I like the idea of using a rating system for blogs, despite the fact that my children do not yet read any. But I think if this rating system does get used, it will have to be more of a self-rating which we impose on ourselves. If this were the case, I would rate this blog PG, but not because of the words, but rather the subject matter. I talk about what I think about things, and even though my language might be rated G, the subject matter may very well be rated higher.

On the other hand, I have read blogs where the subject matter is rated G and the language is R. This is unfortunate because my children will never be allowed to read the blogs of some of their friends' families. Some people just have potty mouths.

With ratings, we also come up against the problem of what some people think deserves a G rating compared to what others think.

My husband and I recently watched a movie called This Film is Not Yet Rated.
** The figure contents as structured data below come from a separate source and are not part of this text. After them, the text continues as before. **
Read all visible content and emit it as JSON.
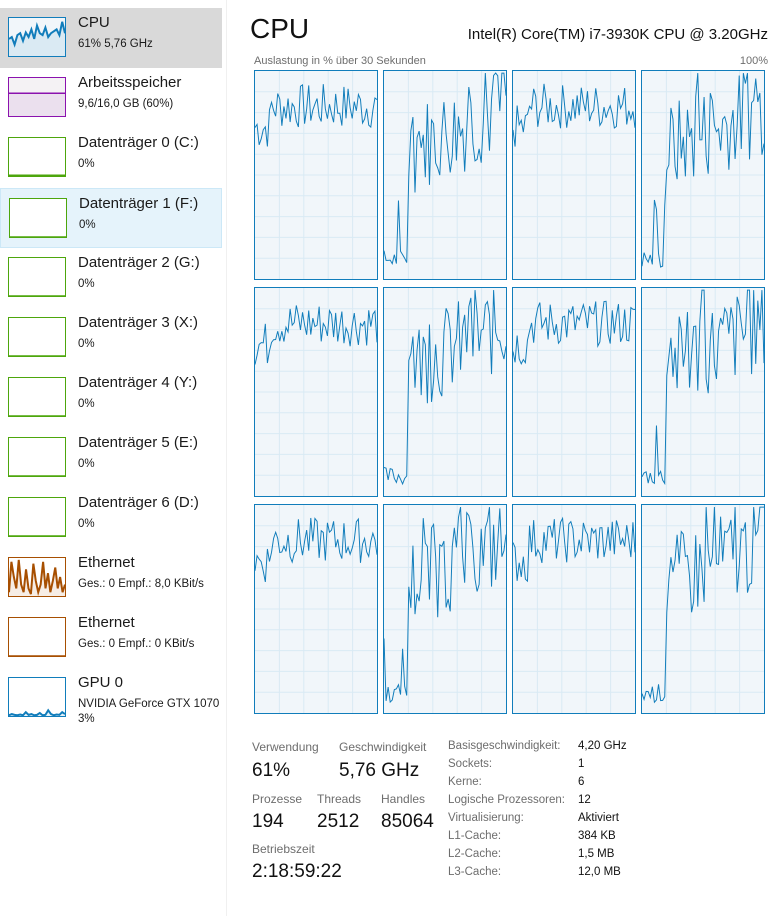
{
  "sidebar": {
    "items": [
      {
        "title": "CPU",
        "sub": "61% 5,76 GHz",
        "color": "#117dbb",
        "fill": "#f1f6fa",
        "state": "selected",
        "graph": [
          0.45,
          0.5,
          0.3,
          0.55,
          0.6,
          0.4,
          0.62,
          0.5,
          0.7,
          0.45,
          0.8,
          0.6,
          0.55,
          0.75,
          0.5,
          0.6,
          0.65,
          0.7,
          0.55,
          0.9,
          0.6
        ]
      },
      {
        "title": "Arbeitsspeicher",
        "sub": "9,6/16,0 GB (60%)",
        "color": "#8b12ae",
        "fill": "#f4f2f4",
        "state": "",
        "level": 0.6
      },
      {
        "title": "Datenträger 0 (C:)",
        "sub": "0%",
        "color": "#4da60c",
        "fill": "#ffffff",
        "state": "",
        "level": 0.02
      },
      {
        "title": "Datenträger 1 (F:)",
        "sub": "0%",
        "color": "#4da60c",
        "fill": "#ffffff",
        "state": "hover",
        "level": 0
      },
      {
        "title": "Datenträger 2 (G:)",
        "sub": "0%",
        "color": "#4da60c",
        "fill": "#ffffff",
        "state": "",
        "level": 0
      },
      {
        "title": "Datenträger 3 (X:)",
        "sub": "0%",
        "color": "#4da60c",
        "fill": "#ffffff",
        "state": "",
        "level": 0
      },
      {
        "title": "Datenträger 4 (Y:)",
        "sub": "0%",
        "color": "#4da60c",
        "fill": "#ffffff",
        "state": "",
        "level": 0
      },
      {
        "title": "Datenträger 5 (E:)",
        "sub": "0%",
        "color": "#4da60c",
        "fill": "#ffffff",
        "state": "",
        "level": 0
      },
      {
        "title": "Datenträger 6 (D:)",
        "sub": "0%",
        "color": "#4da60c",
        "fill": "#ffffff",
        "state": "",
        "level": 0
      },
      {
        "title": "Ethernet",
        "sub": "Ges.: 0 Empf.: 8,0 KBit/s",
        "color": "#a74f01",
        "fill": "#ffffff",
        "state": "",
        "graph": [
          0.1,
          0.9,
          0.5,
          0.2,
          0.95,
          0.3,
          0.1,
          0.7,
          0.2,
          0.05,
          0.85,
          0.4,
          0.1,
          0.3,
          0.9,
          0.2,
          0.6,
          0.1,
          0.4,
          0.75,
          0.2,
          0.5,
          0.1,
          0.3
        ]
      },
      {
        "title": "Ethernet",
        "sub": "Ges.: 0 Empf.: 0 KBit/s",
        "color": "#a74f01",
        "fill": "#ffffff",
        "state": "",
        "level": 0
      },
      {
        "title": "GPU 0",
        "sub": "NVIDIA GeForce GTX 1070\n3%",
        "color": "#117dbb",
        "fill": "#ffffff",
        "state": "",
        "graph": [
          0.02,
          0.05,
          0.03,
          0.02,
          0.04,
          0.02,
          0.1,
          0.03,
          0.05,
          0.02,
          0.03,
          0.08,
          0.02,
          0.03,
          0.15,
          0.05,
          0.02,
          0.04,
          0.03,
          0.1,
          0.05
        ]
      }
    ]
  },
  "main": {
    "title": "CPU",
    "model": "Intel(R) Core(TM) i7-3930K CPU @ 3.20GHz",
    "graph_label": "Auslastung in % über 30 Sekunden",
    "graph_max": "100%",
    "core_count": 12
  },
  "stats": {
    "usage_label": "Verwendung",
    "usage_value": "61%",
    "speed_label": "Geschwindigkeit",
    "speed_value": "5,76 GHz",
    "processes_label": "Prozesse",
    "processes_value": "194",
    "threads_label": "Threads",
    "threads_value": "2512",
    "handles_label": "Handles",
    "handles_value": "85064",
    "uptime_label": "Betriebszeit",
    "uptime_value": "2:18:59:22"
  },
  "specs": [
    {
      "label": "Basisgeschwindigkeit:",
      "value": "4,20 GHz"
    },
    {
      "label": "Sockets:",
      "value": "1"
    },
    {
      "label": "Kerne:",
      "value": "6"
    },
    {
      "label": "Logische Prozessoren:",
      "value": "12"
    },
    {
      "label": "Virtualisierung:",
      "value": "Aktiviert"
    },
    {
      "label": "L1-Cache:",
      "value": "384 KB"
    },
    {
      "label": "L2-Cache:",
      "value": "1,5 MB"
    },
    {
      "label": "L3-Cache:",
      "value": "12,0 MB"
    }
  ],
  "colors": {
    "cpu": "#117dbb",
    "cpu_fill": "#f1f6fa",
    "grid": "#d9eaf4"
  }
}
We checked it out because I was interested in learning how movies earn their ratings, or more specifically, who is deciding that stupid, dummy, idiot, and other such words deserve a G rating. (Although I am very liberal, I am super conservative when it comes to exposing my children to things before they are ready.)

Well the movie never specifically addressed that. Unfortunately, the movie came from the viewpoint that some movies are getting unfair ratings of NC-17 when the film makers feel they should be getting R ratings. There was also the ridiculous statement that a war movie should be rated PG instead of PG-13 because "kids shouldn't be protected against the realities of war". So this documentary wasn't getting to the facts I wanted to hear in the way I had hoped it would get there.

Nevertheless, it did show how utterly ridiculous the whole rating system is. I really can't write a better review than this portion of one I read on Netflix:
"The very nature of the uber-secretive MPAA makes any documentary on the rating system difficult and one-sided. This is because MPAA refuses to stick up for itself, as to explain itself would only make them vulnerable. And as they are already unquestionably accepted by the industry as THE standard and have the decision to enormously and financially affect 90% of movies released today, lacking any opposition, what would they have to gain? The average person believes the ratings system is mandated by some level of government anyway, why let them know who controls what millions and millions of people learn by means of movies every year?

This movie reveals the kinds of numerous fabrications, doublespeak and antidemocratic processes that can only happen when the 6 largest conglomerates of U.S. media come together and decide who gets rich and what ideas are "safe". Watch this if you are not afraid of naked people [there are many] and feel responsible enough to choose what your own children watch, and not what a bunch of white Californians with no children (ages 5-17) think they should see."
The bottom line is that it's important to watch where your children wander; you can't trust others to keep them safe, because we all have different versions of what safe means. In the movies or on a blog.